Ruedi ließ seinen Blick weiter durch die Gaststube schweifen. Auf den Tischen standen Mandarinen, in denen Nelken eingestochen waren, oben mittig steckte in jeder Frucht eine schmale weiße Kerze. Neben dem Tresen stand ein Radiogerät mit einem hellen Holzgehäuse, aus dem Ella Fitzgerald zu hören war.  

»Wer zum Teufel ist der Fremde?«, murmelte hörbar einer der Gäste, ein alter Mann namens Friedrich, wie Ruedi später erfuhr, der am anderen Ende des Tresens saß und den Neuankömmling durch seine dicken Brillen entgegenblickte. 

»Das ist wohl der Neue aus dem Haus von Klara«, antwortete ein anderer, während er langsam sein Bierglas leerte.

»Der neue Wachtmeister«, flüsterte Hannelore.

Ruedi ignorierte das Gemurmel und trat näher an den Tresen heran. Hannelore nahm gerade einen Bierkrug vom Haken der Zapfanlage, als sie aufschaute und sein Lächeln bemerkte.

»Guten Tag, Herr Wachtmeister. Was kann ich Ihnen bringen?«, begrüßte sie ihn herzlich. Ihre Stimme war eine angenehme Überraschung, tief und ausdrucksvoll, laut genug, um die rauesten Stimmen zu übertönen.

»Eine Mahlzeit und ein helles Bier, bitte«, antwortete Ruedi, dazu ein aufmunterndes Nicken.

»Es gibt Rösti und Bratwurst heute.«

»Sehr gut, das nehme ich gerne.«

Mitten im Hauptgeschäft erledigte Hannelore ihre Arbeit mit erstaunlicher Geschicklichkeit und setzte trotz des arbeitsreichen Mittagstischs ein bemerkenswert warmes Lächeln auf. Ruedi nutzte die Wartezeit, um den Raum weiter zu beobachten. Er sah die muntere Menge an den Tischen engagiert in Gesprächen, ältere Herren jassten am Stammtisch, eine dicke Wolke aus Zigarettenqualm hing über ihnen. Ruedi schälte sich aus seinem Mantel und hängte ihn auf den Garderobenständer, den Hut legte er auf die Ablage darüber, wo sich die Hüte der Gäste aneinanderreihten. Er fuhr herum und setzte sich an den Tresen.

 

»Was verschlägt Sie in unser Dorf, Herr Wachtmeister, wenn ich fragen darf?«, unterbrach Hannelore seine Gedanken, als sie mit einem vollen Teller und einem zweiten frisch gezapften Bier zurückkam.
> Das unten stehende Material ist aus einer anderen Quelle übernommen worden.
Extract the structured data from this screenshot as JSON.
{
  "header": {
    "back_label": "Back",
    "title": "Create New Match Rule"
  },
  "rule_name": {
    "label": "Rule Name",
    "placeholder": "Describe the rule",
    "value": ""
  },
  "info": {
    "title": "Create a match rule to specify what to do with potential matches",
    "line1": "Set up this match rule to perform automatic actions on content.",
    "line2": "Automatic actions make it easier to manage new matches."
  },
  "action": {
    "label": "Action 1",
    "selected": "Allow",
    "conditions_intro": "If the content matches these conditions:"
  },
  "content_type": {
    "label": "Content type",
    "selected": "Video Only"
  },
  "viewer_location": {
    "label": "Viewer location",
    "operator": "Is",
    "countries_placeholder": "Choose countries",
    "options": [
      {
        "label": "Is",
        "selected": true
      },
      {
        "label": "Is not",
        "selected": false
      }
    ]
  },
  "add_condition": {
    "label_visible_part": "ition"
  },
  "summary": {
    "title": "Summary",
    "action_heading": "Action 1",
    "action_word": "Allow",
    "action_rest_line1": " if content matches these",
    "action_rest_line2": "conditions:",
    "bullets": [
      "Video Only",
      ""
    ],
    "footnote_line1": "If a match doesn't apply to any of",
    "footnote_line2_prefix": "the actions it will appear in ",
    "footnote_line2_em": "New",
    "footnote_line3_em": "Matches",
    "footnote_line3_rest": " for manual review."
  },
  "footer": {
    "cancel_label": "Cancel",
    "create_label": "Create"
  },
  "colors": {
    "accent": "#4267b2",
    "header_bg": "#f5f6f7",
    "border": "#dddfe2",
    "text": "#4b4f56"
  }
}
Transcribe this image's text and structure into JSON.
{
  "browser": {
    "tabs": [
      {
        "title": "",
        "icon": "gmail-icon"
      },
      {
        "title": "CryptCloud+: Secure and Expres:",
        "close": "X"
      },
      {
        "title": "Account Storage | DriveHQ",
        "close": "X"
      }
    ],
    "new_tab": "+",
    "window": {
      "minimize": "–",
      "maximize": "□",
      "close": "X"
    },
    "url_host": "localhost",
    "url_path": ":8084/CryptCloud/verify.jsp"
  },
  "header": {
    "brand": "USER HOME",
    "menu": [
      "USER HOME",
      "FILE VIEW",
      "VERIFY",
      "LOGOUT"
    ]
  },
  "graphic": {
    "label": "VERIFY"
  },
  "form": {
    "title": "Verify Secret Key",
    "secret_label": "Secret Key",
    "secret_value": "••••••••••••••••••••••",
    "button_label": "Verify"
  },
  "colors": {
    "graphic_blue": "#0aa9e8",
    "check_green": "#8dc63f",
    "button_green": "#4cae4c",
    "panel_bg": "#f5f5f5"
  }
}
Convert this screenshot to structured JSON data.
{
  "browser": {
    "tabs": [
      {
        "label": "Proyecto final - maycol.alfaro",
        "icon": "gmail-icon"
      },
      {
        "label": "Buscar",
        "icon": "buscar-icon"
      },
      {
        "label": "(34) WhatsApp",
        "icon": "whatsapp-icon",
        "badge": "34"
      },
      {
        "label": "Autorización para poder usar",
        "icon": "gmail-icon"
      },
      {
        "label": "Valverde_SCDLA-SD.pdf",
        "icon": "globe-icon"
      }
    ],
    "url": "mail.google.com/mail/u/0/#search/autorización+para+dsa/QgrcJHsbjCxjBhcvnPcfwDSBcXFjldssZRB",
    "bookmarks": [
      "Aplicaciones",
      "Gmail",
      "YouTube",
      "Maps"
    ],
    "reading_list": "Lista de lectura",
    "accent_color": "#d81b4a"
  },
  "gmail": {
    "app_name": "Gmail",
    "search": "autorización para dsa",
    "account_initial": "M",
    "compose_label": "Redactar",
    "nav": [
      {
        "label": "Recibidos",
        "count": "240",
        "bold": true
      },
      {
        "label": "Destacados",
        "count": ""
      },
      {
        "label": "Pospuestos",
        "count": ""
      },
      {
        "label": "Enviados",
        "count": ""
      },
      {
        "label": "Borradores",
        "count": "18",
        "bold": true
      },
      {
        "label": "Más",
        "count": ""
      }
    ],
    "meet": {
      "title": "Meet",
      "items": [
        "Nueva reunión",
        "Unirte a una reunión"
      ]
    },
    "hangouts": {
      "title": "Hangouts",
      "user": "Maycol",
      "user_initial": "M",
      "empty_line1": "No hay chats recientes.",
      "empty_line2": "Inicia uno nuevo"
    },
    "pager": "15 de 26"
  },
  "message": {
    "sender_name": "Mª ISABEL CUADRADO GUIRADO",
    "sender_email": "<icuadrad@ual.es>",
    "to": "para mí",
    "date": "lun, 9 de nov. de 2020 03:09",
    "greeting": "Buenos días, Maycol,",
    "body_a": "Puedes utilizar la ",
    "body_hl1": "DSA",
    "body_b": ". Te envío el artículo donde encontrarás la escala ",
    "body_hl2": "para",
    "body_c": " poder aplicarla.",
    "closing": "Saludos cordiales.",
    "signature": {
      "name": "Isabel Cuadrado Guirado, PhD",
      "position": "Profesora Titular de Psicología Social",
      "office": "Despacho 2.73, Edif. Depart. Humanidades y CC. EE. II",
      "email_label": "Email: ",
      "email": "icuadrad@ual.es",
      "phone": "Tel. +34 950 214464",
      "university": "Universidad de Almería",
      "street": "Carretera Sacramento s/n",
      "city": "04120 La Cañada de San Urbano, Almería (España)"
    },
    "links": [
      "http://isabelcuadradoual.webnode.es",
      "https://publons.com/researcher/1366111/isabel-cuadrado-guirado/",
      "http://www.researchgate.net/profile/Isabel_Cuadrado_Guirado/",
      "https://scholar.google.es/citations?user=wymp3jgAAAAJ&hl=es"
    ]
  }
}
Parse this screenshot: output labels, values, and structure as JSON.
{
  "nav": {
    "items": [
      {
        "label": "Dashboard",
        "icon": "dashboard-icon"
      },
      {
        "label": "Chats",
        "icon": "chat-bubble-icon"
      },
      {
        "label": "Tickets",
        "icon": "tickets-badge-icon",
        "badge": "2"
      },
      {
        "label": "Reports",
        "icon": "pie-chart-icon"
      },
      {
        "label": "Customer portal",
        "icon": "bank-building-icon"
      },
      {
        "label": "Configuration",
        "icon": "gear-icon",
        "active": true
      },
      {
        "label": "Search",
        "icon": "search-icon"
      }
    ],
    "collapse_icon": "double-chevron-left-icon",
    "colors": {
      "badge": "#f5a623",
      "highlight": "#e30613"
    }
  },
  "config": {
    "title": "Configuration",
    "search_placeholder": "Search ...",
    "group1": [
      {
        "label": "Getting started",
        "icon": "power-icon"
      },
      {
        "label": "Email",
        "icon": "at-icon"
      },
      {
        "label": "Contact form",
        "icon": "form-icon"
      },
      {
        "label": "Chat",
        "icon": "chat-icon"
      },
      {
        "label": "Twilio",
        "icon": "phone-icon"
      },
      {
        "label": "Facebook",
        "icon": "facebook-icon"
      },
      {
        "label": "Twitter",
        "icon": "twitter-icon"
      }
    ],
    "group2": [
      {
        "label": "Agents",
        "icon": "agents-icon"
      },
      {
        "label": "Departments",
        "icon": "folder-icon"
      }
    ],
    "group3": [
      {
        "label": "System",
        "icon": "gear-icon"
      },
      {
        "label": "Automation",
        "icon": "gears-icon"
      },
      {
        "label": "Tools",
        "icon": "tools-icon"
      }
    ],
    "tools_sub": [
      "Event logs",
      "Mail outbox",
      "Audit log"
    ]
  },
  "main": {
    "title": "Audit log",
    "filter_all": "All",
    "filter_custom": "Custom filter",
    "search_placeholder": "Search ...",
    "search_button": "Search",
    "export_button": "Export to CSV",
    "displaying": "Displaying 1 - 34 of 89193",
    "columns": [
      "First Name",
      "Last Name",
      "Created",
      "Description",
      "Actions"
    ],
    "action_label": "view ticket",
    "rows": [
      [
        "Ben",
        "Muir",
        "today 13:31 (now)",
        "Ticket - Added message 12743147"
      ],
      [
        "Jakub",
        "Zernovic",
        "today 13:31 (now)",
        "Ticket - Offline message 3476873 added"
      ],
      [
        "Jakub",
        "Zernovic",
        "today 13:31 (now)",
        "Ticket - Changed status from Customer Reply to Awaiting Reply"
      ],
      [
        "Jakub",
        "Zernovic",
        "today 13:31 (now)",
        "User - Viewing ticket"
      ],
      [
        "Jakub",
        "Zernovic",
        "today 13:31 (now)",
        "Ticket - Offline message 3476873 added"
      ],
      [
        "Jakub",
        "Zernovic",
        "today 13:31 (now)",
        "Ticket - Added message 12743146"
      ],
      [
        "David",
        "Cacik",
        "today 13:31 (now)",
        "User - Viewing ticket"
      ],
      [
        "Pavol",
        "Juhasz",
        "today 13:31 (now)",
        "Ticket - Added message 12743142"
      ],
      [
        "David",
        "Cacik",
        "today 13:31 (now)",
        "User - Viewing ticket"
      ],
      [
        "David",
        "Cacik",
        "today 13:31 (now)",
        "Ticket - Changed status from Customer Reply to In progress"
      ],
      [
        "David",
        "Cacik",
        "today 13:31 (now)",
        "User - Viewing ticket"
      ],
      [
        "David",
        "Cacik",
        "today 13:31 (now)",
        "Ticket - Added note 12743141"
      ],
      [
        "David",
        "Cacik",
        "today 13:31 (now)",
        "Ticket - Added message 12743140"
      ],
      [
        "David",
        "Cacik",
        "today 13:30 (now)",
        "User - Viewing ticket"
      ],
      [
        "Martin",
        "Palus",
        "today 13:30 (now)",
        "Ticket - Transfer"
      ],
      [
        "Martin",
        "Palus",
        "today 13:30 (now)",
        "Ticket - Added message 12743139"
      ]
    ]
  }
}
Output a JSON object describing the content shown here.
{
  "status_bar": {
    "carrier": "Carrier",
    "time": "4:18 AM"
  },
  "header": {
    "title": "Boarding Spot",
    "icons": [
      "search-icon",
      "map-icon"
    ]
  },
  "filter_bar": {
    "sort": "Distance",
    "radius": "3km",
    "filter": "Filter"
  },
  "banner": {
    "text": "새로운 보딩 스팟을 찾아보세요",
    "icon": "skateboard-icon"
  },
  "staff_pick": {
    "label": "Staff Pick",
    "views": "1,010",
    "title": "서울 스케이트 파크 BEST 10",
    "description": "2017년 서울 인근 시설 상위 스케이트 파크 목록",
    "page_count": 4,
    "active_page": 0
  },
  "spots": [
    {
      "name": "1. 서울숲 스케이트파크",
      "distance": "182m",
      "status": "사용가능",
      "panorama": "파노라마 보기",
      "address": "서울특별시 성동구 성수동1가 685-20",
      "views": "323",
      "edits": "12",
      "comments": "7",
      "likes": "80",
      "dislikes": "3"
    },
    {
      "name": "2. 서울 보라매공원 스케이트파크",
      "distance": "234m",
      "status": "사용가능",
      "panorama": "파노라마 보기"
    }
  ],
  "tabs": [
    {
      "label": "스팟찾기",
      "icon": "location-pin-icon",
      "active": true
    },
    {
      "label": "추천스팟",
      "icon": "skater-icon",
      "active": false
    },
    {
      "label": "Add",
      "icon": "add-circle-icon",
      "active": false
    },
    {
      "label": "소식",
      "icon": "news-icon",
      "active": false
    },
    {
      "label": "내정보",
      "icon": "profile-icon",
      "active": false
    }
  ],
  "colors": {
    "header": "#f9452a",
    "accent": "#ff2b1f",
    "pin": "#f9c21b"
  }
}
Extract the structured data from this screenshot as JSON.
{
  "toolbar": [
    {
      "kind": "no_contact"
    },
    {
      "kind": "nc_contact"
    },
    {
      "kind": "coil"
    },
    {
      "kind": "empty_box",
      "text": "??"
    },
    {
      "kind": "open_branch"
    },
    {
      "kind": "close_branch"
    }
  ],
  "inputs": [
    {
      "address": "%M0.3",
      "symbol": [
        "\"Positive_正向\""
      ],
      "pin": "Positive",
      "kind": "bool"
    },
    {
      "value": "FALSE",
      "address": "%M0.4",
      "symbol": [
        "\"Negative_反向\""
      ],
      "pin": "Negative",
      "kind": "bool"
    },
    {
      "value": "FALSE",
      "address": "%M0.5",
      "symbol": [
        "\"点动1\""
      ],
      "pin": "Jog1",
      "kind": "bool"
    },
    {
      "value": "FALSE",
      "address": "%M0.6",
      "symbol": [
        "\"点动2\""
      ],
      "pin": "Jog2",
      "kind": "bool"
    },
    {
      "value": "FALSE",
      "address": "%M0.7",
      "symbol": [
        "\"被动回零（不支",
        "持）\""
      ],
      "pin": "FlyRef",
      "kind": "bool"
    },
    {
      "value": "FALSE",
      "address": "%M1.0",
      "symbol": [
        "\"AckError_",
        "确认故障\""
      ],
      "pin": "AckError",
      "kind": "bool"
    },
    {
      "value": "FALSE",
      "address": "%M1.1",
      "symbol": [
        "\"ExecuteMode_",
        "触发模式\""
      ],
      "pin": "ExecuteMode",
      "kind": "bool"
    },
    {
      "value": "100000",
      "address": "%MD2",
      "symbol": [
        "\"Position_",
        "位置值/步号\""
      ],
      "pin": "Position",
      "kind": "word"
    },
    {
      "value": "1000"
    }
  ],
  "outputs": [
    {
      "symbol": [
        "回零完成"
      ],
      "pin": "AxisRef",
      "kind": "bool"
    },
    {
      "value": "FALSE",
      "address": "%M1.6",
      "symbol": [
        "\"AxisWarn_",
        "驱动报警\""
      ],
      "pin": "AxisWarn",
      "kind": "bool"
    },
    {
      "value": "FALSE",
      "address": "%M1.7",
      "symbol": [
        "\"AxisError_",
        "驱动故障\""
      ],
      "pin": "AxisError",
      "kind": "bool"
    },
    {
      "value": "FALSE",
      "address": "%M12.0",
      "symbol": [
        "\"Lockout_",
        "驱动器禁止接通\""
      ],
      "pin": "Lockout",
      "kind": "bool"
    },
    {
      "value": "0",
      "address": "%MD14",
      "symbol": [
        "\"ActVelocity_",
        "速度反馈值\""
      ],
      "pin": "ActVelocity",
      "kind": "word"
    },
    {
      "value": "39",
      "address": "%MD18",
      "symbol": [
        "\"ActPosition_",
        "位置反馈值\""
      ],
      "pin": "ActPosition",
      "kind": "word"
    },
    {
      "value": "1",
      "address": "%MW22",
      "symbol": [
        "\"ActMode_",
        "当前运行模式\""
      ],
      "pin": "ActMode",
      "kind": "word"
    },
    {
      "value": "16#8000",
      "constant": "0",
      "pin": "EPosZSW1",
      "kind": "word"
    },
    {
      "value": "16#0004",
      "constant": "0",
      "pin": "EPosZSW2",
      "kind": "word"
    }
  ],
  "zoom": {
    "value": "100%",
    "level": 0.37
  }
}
»Ich bin gerade erst in das kleine Häuschen direkt am See gezogen. Das urige«, antwortete Ruedi und nahm einen Schluck von seinem Bier. Der erste Schluck war immer der wichtigste, dachte er, als das kalte Bier seine Kehle hinab rutschte.

»Aus Zürich?«

»Unüberhörbar«, meinte er leichthin.

»Klaras Häuschen hat mir schon immer sehr gefallen«, sagte sie, als sie sich auf den Hocker neben ihn setzte und ihre Arme auf dem Tresen verschränkte. »Es ist ein besonderer Ort. Es hat im Laufe der Jahre viele Geschichten gehört. Ich hoffe, es bereitet Ihnen so viel Freude wie den Menschen, die vor Ihnen dort waren. Und fühlen Sie sich geehrt, Herr Mayerhans, stimmt's?«

Er nickte und wunderte sich, wie gut das Buschtelefon hier funktionierte.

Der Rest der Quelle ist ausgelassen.